What you can do to make Toronto more inclusive
Torontonians recently opened their collective eyes to the challenges faced by more than 400,000 of their neighbours.
A simple bus shelter, converted for a month to make it completely inaccessible, called attention to the daily hurdles Torontonians with disabilities face every day.
The glassed-in transit shelter at King and Bathurst is there for the general public to understand how it feels to be left out. When you look into the shelter a poster asks “Feeling Left Out?” and points out that’s how nearly half-a-million Torontonians with disabilities feel, too. (A poster on the exterior of the shelter is entirely in American Sign Language and other posters in bus shelters across the city are in Braille.)
Judging by the reaction to the shelter, Torontonians are open to receiving the message.
But this is just one glassed-in transit shelter on one street. To get the real experience of exclusion facing people with disabilities we would have to multiply these barriers tenfold all across the city.
People with disabilities don’t just feel excluded, we are excluded — from many areas of life that others take for granted, including employment, education, housing, civic engagement and social participation.
And continuing negative attitudes about people with disabilities contribute to the stigma and social isolation we experience: when you build a building without a ramp, we are left out; when you have an event without ASL interpreters, we are left out; when you fail to provide materials in accessible formats, we are left out.

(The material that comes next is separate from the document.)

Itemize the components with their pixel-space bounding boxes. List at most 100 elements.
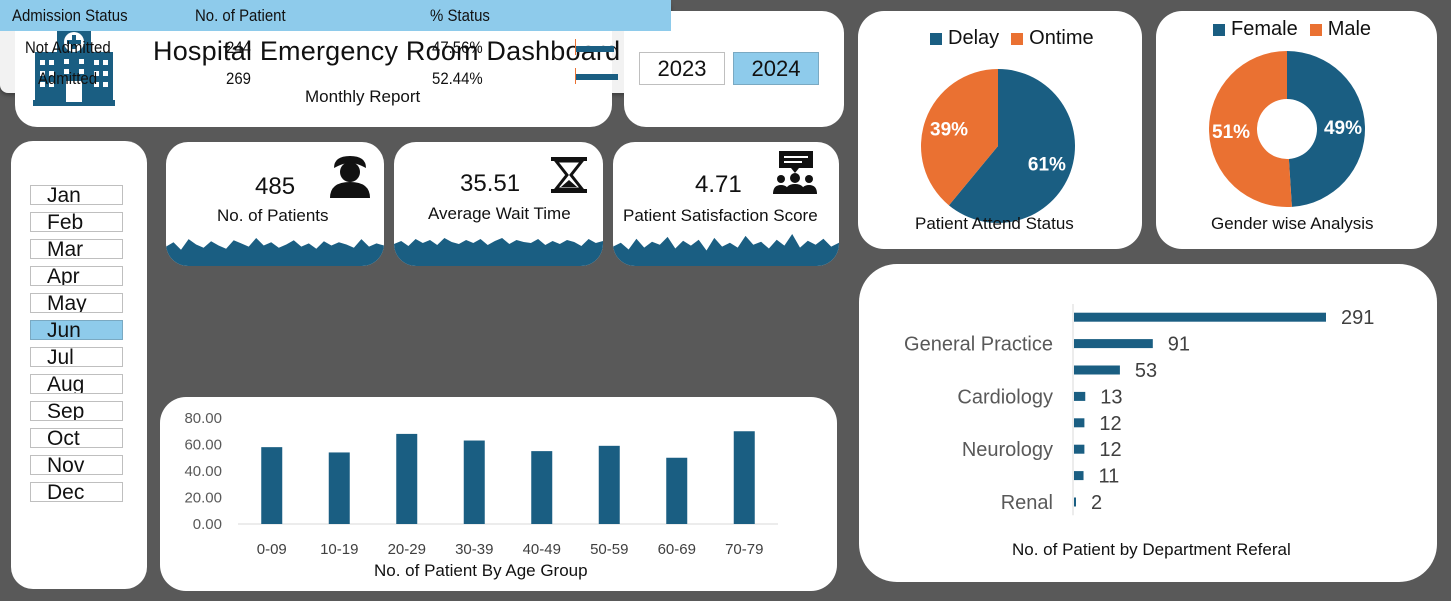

Most Torontonians don’t even consider that we are systematically and structurally left out every day and in many ways.
That’s what this initiative — part of the City’s “Toronto For All” campaigns to promote an inclusive city — is all about.
But it’s only a start.
Our hope is this campaign doesn’t just remind you to include people with disabilities, but also invites you to be an ally and learn more about what you can do to make Toronto more inclusive.
Here are five ways you can start:
- See the person, not just their disability. Treat people with disabilities the same way you would want to be treated.
- Include people with disabilities in your conversations.
- Don’t assume people with disabilities want help, and don’t force your assistance on anyone.
- Don’t ask people with disabilities awkward and inappropriate questions about their disability.
- Speak up! When you see something that’s not accessible you can take action at sites like AccessNow and Stop Gap, among others.
These small steps can move us toward making a Toronto For All.
Wendy Porch is the executive director of the Centre for Independent Living in Toronto (CILT).